I cleared my throat.
“Are you ill?” she asked.
“Got a bad throat, can hardly speak.”
“Oh, I’m sorry. It would’ve been nice to have someone to talk to.”
“Go ahead,” I spluttered. “I’m a good listener.”
She took a deep breath. “My son Mark died six months ago,” she blurted out.
“I’m sorry,” I whispered.
“He was only thirty-one, just graduated as a lawyer. Such a thoughtful chap, a deep thinker, and caring.”
“Sounds like a great fellow.”
“Yes,” she replied, and blew her nose. “I’m sorry, dumping my troubles on you, someone I’ve never met.”
“S’okay.”
“I was twenty when I had Mark. His father was a serious young fellow I’d only known for a few weeks. He was in love with me and wanted to marry, but I just wanted to have fun, so I dumped him. I heard he was very upset, but he didn’t contact me again, and I didn’t bother telling him I’d got pregnant or that he had a son. Sometimes I wonder if I should’ve.”

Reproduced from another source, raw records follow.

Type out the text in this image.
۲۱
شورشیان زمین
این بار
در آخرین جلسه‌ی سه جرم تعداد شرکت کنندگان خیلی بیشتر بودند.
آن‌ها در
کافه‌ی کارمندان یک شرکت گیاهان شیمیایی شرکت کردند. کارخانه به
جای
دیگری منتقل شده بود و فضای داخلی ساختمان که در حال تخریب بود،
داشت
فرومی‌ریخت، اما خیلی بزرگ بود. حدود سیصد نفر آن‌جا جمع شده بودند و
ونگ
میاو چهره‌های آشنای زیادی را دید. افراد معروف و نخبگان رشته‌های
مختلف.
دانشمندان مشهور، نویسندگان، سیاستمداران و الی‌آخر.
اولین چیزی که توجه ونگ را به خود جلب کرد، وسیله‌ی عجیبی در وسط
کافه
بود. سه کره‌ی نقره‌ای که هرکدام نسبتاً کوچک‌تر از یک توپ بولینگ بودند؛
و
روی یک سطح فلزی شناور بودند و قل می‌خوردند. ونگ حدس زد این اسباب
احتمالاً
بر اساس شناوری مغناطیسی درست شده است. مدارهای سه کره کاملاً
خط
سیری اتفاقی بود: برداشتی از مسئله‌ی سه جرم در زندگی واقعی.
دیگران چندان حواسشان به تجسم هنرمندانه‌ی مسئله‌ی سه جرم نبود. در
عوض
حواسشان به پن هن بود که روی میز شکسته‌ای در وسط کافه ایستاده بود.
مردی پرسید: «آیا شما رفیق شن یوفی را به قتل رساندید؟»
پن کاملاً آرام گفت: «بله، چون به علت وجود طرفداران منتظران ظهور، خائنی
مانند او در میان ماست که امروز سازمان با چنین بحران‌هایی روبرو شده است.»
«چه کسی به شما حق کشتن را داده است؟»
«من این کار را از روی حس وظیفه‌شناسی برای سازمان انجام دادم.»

Her voice trailed off and she began to weep, then fell silent, and her breathing told me she was asleep.
I clenched my jaw, buried my head, and waited for the stirring of birds that signaled pre-dawn.
Creeping from the bed, I threw on some clothes, and hurried from the hut.
The moon was huge. Clouds scurried across its face and shadows raced over the hill that stretched before me.
My body wracked with sobs for the son I’d never known, my mind blind with rage for his mother, I stumbled off the track and fell, banging my head against a totara tree.
Sticking out of its ancient trunk was an old greenstone Maori adze, still firmly lashed to a small wooden handle.
A minute later, wielding the weapon, I returned to the hut.